C'est elle la vedette, à Roland-Garros, à Barcelone ou cette semaine à Monte-Carlo. Elle rougit les chaussettes blanches des joueurs. Les spectateurs, eux, essaient toujours d'en emporter dans leur poche en souvenir. A l'époque, elle était ocre. Si on attribue sa création aux frères Renshaw (des joueurs anglais), les premiers courts voient le jour dans l'hexagone. En 1927, la France remporte la Coupe Davis aux Etats-Unis. Si le vainqueur remporte le saladier d'argent, il se voit également dans l'obligation de recevoir le finaliste l'année d'après. "Il n'existait pas de court de terre battue digne de ce nom à l'époque", raconte Bruno Flastan, responsable adjoint du service des courts de Roland-Garros. "La France a donc décidé de construire cette année-là le court central, qui existe toujours porte d'Auteuil (renommé depuis Court Philippe Chatrier)".
Orange dans le Sud, gris-vert aux Etats-Unis
Les organisateurs dénichent une bonne affaire, une carrière de brique écrasée à Saint-Maximin, dans l'Oise. Depuis cette date, Roland-Garros n'a jamais changé de fournisseur. Si la technique de fabrication est la même en France (la couche de brique - 2 à 3 mm - est étalée sur une couche de calcaire - 6 cm), la couleur peut varier du Nord au Sud. Dans le Nord, la terre sera beaucoup plus ocre que dans le Sud. "Dans le Sud, elle sèche beaucoup plus vite", explique Bruno Flastan. "Il faut l'arroser beaucoup plus régulièrement et elle sera donc beaucoup plus orangée". Conséquence également sur le jeu, plus la terre est sèche et plus les échanges seront rapides.
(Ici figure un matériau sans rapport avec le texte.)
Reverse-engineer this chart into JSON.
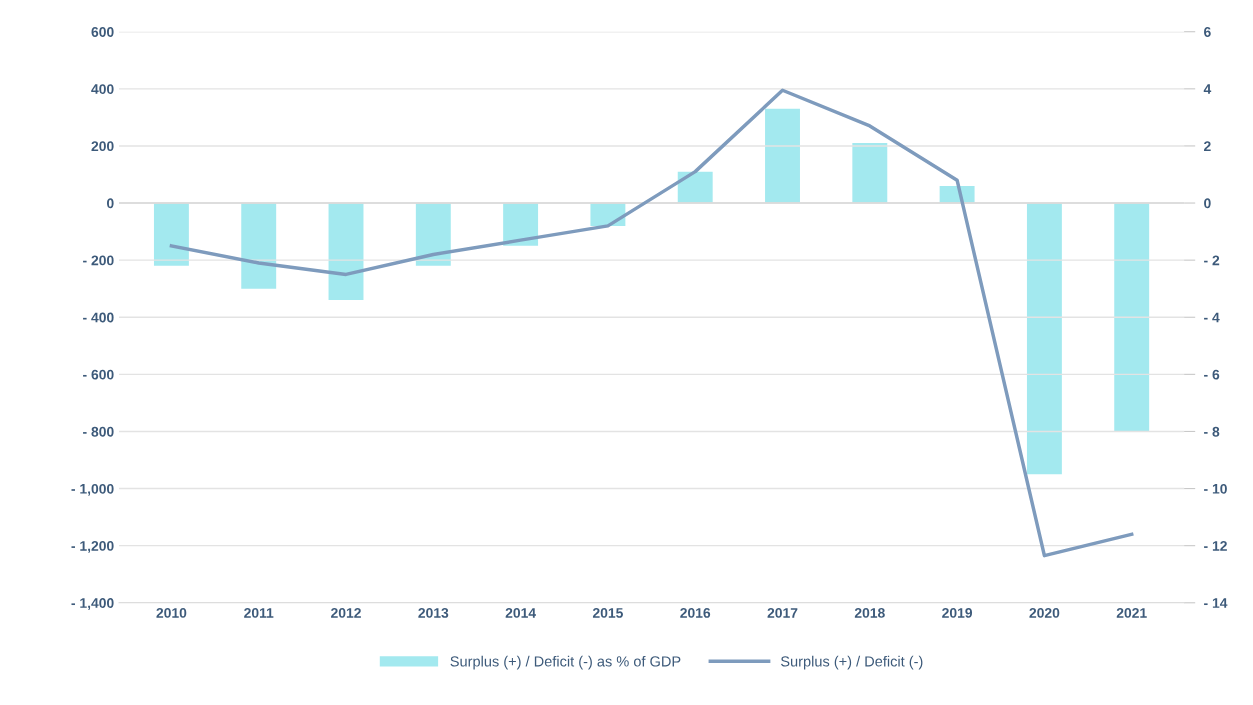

Si vous devez disputer une rencontre de terre battue de l'autre côté de l'Atlantique, ne soyez pas surpris en arrivant aux abords du court. Là-bas, on joue sur du gris-vert. "La terre est plus rapide qu'en Europe mais on glisse beaucoup moins bien", se souvient l'ancienne joueuse française Nathalie Tauziat, qui a notamment disputé le tournoi de Charleston (Caroline du Sud). Aux Etats-Unis, il n'est pas question de pigmentation. Si les courts sont grisâtres, c'est uniquement en raison de la provenance de la terre.
Des coups marketing et des changements de couleurs
Mais si ces couleurs sont naturelles, certains tournois ont tenté des coups marketing. La saison passée, la direction du Masters 1.000 de Madrid décide de pigmenter la terre en bleu. Effet visuel garanti mais grosse colère des joueurs. En s'inclinant en huitièmes de finale, Rafael Nadal avait laissé entendre qu'il y "aurait un tournoi en moins dans son calendrier". Très remonté contre cette surface, Novak Djokovic avait aussi poussé son coup de gueule : "soit je viens avec des chaussures de foot, soit je demande des conseils à Chuck Norris !". Et d'expliquer : "il n'y a aucune similarité avec l'an dernier, c'est beaucoup plus glissant. La granulosité de la terre battue bleue et rouge est complètement différente". Pour assurer leur défense, les organisateurs invoquent alors le confort visuel du téléspectateur. Rien à voir donc avec la couleur du sponsor principal mutua… Mais on ne rigole pas avec la qualité des courts. Après la colère généralisée, Madrid reviendra à l'ocre en 2013.
Si Madrid semble être un cas bien à part, existe-t-il des différences fondamentales quand la terre change de couleur ? "Plusieurs études ont déjà montré que les couleurs des maillots pouvaient modifier le comportement des joueurs", avance Jean-Cyrille Lecoq, psychologue du sport. "Mais rien ne permet de dire que la couleur de la surface change quoi que ce soit. Seuls les mauvais perdants peuvent s'en servir comme excuse".
Pour avoir disputé un match exhibition sur une terre battue rose, Nathalie Tauziat n'a pas noté d'énormes différences. "J'ai retrouvé les mêmes sensations que sur un court classique", confie l'ancienne n°3 mondiale. "Ça faisait juste un peu mal aux yeux, c'est tout". Si la couleur ne change pas grand-chose, cette opération "girly", taxée de sexisme, s'est offert une mauvaise publicité.